For this we will calculate the molality and then molar mass from molality. As we know, from depression in freezing point that, $\Delta {{T}_{f}}={{K}_{f}}.m$ , where ${{K}_{f}}$ , molal depression constant for water is $1.86{}^\circ C\,kg\,mo{{l}^{-1}}$ , and the depression in freezing point $\Delta {{T}_{f}}$ is the difference of final and initial freezing point, ${{T}_{f}}^{0}-{{T}_{f}}$ = $0.00{}^\circ C-(-0.93){}^\circ C$ = $0.93{}^\circ C$ . Now solving for molality (m), we have,
$m=\dfrac{\Delta {{T}_{f}}}{{{K}_{f}}}$
$m=\dfrac{0.93{}^\circ C}{1.86{}^\circ C.kg.mo{{l}^{-1}}}$
m = 0.50 moles/kg
From this molality we will find molar mass, as we know, from the formula of number of moles, $no.\,of\,moles=\dfrac{given\,mass}{molar\,mass}$ , rearranging this to find the molar mass, we have,
Molar mass = $\dfrac{30.0\,g}{0.50\,mol}$
Molar mass = 60 g/mol
So, the molar mass of acetic acid is 60 u.

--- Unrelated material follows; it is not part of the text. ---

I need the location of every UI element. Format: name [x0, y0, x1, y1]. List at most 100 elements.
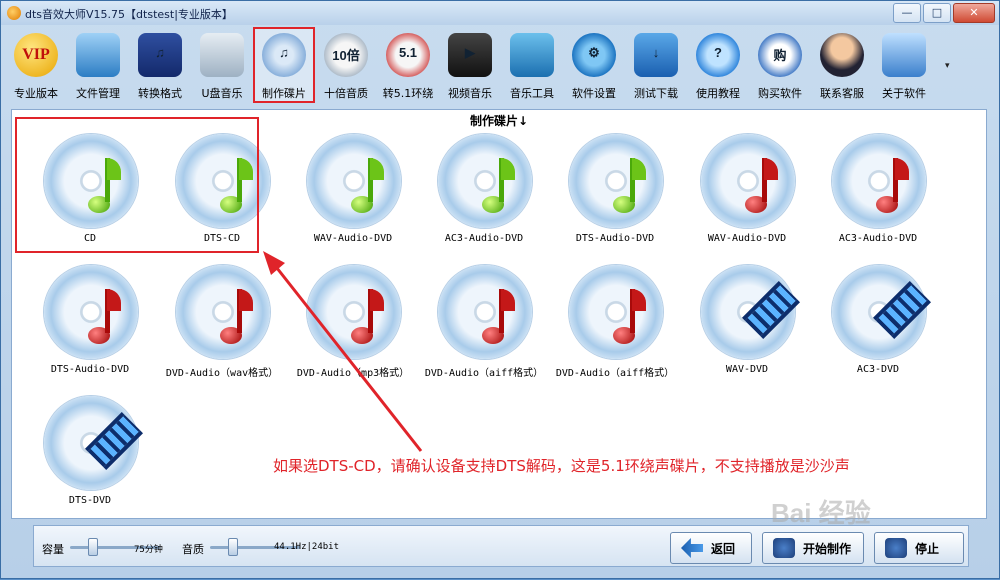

Now, from the given formula of acetic acid $C{{H}_{3}}C{{O}_{2}}H$ , we will calculate the molar mass as,
Molar mass of $C{{H}_{3}}C{{O}_{2}}H$ = mass of $\left( C+3\times H+C+2\times O+H \right)$
Putting the masses of carbon, hydrogen and oxygen we have,
Molar mass of $C{{H}_{3}}C{{O}_{2}}H$ = $\left( 12+3\times 1.008+12+2\times 16+1.008 \right)$
Molar mass of $C{{H}_{3}}C{{O}_{2}}H$ = 60.03 u
Hence, we get the calculated value of acetic acid to be 60 u that agrees with the assumptions from the molecular mass of $C{{H}_{3}}C{{O}_{2}}H$ to be 60.03 u.

Note:
${{K}_{f}}$ is the molal depression or cryoscopic constant, which has different values for different solvents. We have ${{T}_{f}}^{0}-{{T}_{f}}$ where ${{T}_{f}}^{0}$ is the initial freezing point and ${{T}_{f}}$ as final freezing point. Also Van’t hoff factor ‘i’ is applied in the freezing point depression formula, as $\Delta {{T}_{f}}=i.{{K}_{f}}.m$ , here it will have a value of 1.